Yeah I've been dying to go to Lake Blanche, Lillian, and Florence, just as much for the views as the high lake fishing. Will hopefully try soon. Thanks for the reply,


----------



## Nor-tah (Dec 16, 2007)

nkunz said:


> The lakes along the Wasatch front are good for small brookies. But they all require a hike. Try Silver, Silver Flat,and Pittsburg in American Fork Cyn. As well as Blanche, Florence, Lillian, and Catherine in Big Cottonwood. I haven't tried *Red Pine and White Pine in Little Cottonwood*, but I will bet that they are good also. You could also try the Payson Lakes.


I am pretty sure these ones have been replaced with Cutts. I dont know that there are brookies left but thats what I have heard.


----------



## wyogoob (Sep 7, 2007)

Lakeicantrembrdaname:


----------



## Nueces (Jul 22, 2008)

wyogoob said:


> Lakeicantrembrdaname:


How many people were fishing there?


----------



## Guns and Flies (Nov 7, 2007)

wyogoob said:


> Lakeicantrembrdaname:


Well we need to do everything we can humanly do to help you remember!!!!!


----------



## Nor-tah (Dec 16, 2007)

Nueces said:


> wyogoob said:
> 
> 
> > Lakeicantrembrdaname:
> ...


At least 4.


----------



## Packfish (Oct 30, 2007)

Not neccesarily- looks like these were not caught yesterday.


----------



## wyogoob (Sep 7, 2007)

The fish are very nice. They are gilled and gutted, so the pic doesn't show how fat they really were.

8 years ago, or so, I took 4 guys from out east up there. We caught hundreds of brookies, 14 to 17 inches long. They wanted to take their legal limit out of there. I discouraged keeping the fish, but they insisted. I carried the fish out for them...........grrrr.

The lake is in the Uintas, no trail, sees 6 to 10 people a year.


----------



## nickpan (May 6, 2008)

Go to Payson Lake. The Big East Lake holds a lot of Brookies. 90% of the fish i pull out of there are decent sized brookies


----------



## deadicatedweim (Dec 18, 2007)

honkerfool said:


> Go to Payson Lake. The Big East Lake holds a lot of Brookies. 90% of the fish i pull out of there are decent sized brookies


ditto that but also try maple lake its before the turn off for payson lakes. payson lakes had bigger ones this year for me


----------



## Guns and Flies (Nov 7, 2007)

wyogoob said:


> The fish are very nice.
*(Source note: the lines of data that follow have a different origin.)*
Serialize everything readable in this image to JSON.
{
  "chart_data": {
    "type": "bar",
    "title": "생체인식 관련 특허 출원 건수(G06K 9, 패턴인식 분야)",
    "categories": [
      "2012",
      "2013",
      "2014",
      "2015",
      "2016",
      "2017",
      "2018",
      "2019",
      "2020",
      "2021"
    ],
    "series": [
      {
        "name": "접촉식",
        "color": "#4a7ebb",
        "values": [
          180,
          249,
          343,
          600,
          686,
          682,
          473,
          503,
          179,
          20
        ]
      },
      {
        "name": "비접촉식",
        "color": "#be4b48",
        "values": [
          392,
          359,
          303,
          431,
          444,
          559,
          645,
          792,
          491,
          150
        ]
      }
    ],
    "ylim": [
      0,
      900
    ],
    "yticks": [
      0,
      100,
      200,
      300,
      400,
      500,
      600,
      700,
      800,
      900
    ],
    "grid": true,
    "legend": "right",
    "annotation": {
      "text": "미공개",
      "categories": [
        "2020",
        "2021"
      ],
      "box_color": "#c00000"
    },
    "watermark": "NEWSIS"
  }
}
They are gilled and gutted, so the pic doesn't show how fat they really were.
> 
> 8 years ago, or so, I took 4 guys from out east up there. We caught hundreds of brookies, 14 to 17 inches long. They wanted to take their legal limit out of there. I discouraged keeping the fish, but they insisted. I carried the fish out for them...........grrrr.
> 
> The lake is in the Uintas, no trail, sees 6 to 10 people a year.


I hope this lake is in the Little East Fork of Blacks Fork where I'm heading the first week of September :wink:


----------



## .45 (Sep 21, 2007)

Guns and Flies said:


> I hope this lake is in the Little East Fork of Blacks Fork where I'm heading the first week of September :wink:


Stay outa there !! All that country is mine !! :evil:

You too Goob !! People will think they've spotted BigFoot !!


----------



## wyogoob (Sep 7, 2007)

.45 said:


> [quote="Guns and Flies":1w8z4qwl]
> I hope this lake is in the Little East Fork of Blacks Fork where I'm heading the first week of September :wink:


Stay outa there !! All that country is mine !! :evil:

You too Goob !! People will think they've spotted BigFoot !! [/quote:1w8z4qwl]

Bigfoot......What?

The first week of September???? That's odd.......The sheep are all herded up in the Little Fork of The East Fork that week.

What's up with that .45?

Be careful, I will be between the trailhead and the last tie-hack cabin pickin mushrooms that week and you know how I get when I'm pickin' mushrooms.


----------